There was a whoop. Mr. Duffey tensed his lips. Earlier he had told us that we needed to cut down on unnecessary audience interaction, since Town Meeting had been getting lengthier all year. Unsurprising, given that the longer it dragged out, the shorter third period was.
“Juniors,” said Andy, “start thinking about next year’s Chawton School chairman position. Anyone can run, of course. Applications are in Ms. Edison’s room, and soon you’ll start campaigning, debating, bribing, all that good stuff. The election will be held at Jamboree.”
Andy’s pants looked good. From, um, the rear.
“An announcement for juniors and seniors only”—a boo from the freshmen and sophomores, who had recently figured out the cut-third-period-short thing and adopted it with the zeal of youth—“but with Jamboree comes prom. You probably think I’m about to tell you the theme’s something dumb like Hawaiian Hoopla or Ivy League Gala.” Everyone laughed but Gennifer. “Nope. This year it’ll be called the Last Chance Dance. Juniors, you’re invited, of course. But there’s something special for seniors.”

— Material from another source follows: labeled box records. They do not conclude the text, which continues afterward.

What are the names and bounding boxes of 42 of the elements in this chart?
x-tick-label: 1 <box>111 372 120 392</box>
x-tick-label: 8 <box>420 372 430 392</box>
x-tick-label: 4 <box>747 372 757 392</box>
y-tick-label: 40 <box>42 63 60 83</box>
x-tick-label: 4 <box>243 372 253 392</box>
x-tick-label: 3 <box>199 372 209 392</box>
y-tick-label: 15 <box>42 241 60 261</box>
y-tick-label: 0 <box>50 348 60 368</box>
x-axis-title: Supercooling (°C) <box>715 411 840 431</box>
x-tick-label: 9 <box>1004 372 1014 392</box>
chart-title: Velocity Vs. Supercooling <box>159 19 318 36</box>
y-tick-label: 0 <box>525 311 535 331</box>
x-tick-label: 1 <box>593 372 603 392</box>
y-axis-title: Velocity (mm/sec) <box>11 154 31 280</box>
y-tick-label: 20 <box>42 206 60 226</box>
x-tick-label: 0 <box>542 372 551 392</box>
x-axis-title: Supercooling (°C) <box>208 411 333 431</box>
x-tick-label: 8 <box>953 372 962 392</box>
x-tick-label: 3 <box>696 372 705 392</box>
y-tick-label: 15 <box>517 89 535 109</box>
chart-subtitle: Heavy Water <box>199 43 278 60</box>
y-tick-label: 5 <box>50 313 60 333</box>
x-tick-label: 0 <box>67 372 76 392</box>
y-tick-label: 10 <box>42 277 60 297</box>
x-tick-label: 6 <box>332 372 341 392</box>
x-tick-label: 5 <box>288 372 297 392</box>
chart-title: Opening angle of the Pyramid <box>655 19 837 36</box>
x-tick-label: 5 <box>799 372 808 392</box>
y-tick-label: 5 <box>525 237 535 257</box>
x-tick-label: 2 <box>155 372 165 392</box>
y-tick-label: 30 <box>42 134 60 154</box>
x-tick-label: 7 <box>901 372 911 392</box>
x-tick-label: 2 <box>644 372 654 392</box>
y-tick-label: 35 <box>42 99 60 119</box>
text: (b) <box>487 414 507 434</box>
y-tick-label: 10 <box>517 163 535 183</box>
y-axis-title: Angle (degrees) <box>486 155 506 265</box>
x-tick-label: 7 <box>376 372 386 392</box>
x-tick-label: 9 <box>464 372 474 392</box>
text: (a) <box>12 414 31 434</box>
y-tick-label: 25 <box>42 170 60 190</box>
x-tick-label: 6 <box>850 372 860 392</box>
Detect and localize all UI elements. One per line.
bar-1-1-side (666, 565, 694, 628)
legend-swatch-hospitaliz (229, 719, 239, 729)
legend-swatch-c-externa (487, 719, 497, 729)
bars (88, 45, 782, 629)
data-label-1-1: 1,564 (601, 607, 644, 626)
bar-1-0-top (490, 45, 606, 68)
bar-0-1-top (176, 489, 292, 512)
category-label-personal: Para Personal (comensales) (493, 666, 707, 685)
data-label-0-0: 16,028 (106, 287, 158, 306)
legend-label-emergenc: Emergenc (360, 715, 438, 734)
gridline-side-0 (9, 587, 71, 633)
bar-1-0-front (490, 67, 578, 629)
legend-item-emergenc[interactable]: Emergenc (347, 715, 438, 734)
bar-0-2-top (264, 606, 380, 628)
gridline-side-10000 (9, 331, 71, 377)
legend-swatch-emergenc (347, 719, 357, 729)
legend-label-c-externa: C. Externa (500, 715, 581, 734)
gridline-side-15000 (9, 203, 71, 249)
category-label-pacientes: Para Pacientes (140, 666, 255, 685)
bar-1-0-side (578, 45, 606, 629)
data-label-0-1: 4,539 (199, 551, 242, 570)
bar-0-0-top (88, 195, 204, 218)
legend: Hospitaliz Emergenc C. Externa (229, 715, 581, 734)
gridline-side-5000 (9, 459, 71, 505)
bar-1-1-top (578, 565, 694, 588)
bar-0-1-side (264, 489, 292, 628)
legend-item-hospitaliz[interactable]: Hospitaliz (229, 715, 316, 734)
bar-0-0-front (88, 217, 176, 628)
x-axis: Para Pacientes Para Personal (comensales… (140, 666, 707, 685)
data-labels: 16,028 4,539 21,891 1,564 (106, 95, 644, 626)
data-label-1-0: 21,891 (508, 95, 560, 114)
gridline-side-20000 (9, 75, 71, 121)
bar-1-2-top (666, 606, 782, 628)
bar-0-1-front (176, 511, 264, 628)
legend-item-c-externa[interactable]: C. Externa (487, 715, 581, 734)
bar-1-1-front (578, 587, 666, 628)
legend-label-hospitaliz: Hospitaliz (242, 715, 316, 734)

He explained the rules: go to the website, enter names, get matched. Even from the stage, I could sense the excitement sweeping the auditorium. The whispers. The giggles. The knowing looks. Everyone was eyeing the crushes they’d had all along, while also trying not to be obvious about eyeing them, while also trying to see who they were getting eyed by. “Nobody’ll know if you don’t get matched,” said Andy, “because it’s all private. But to better your chances of a match, I’d suggest putting anyone you’d even consider getting with. Lower those standards.” Everyone laughed.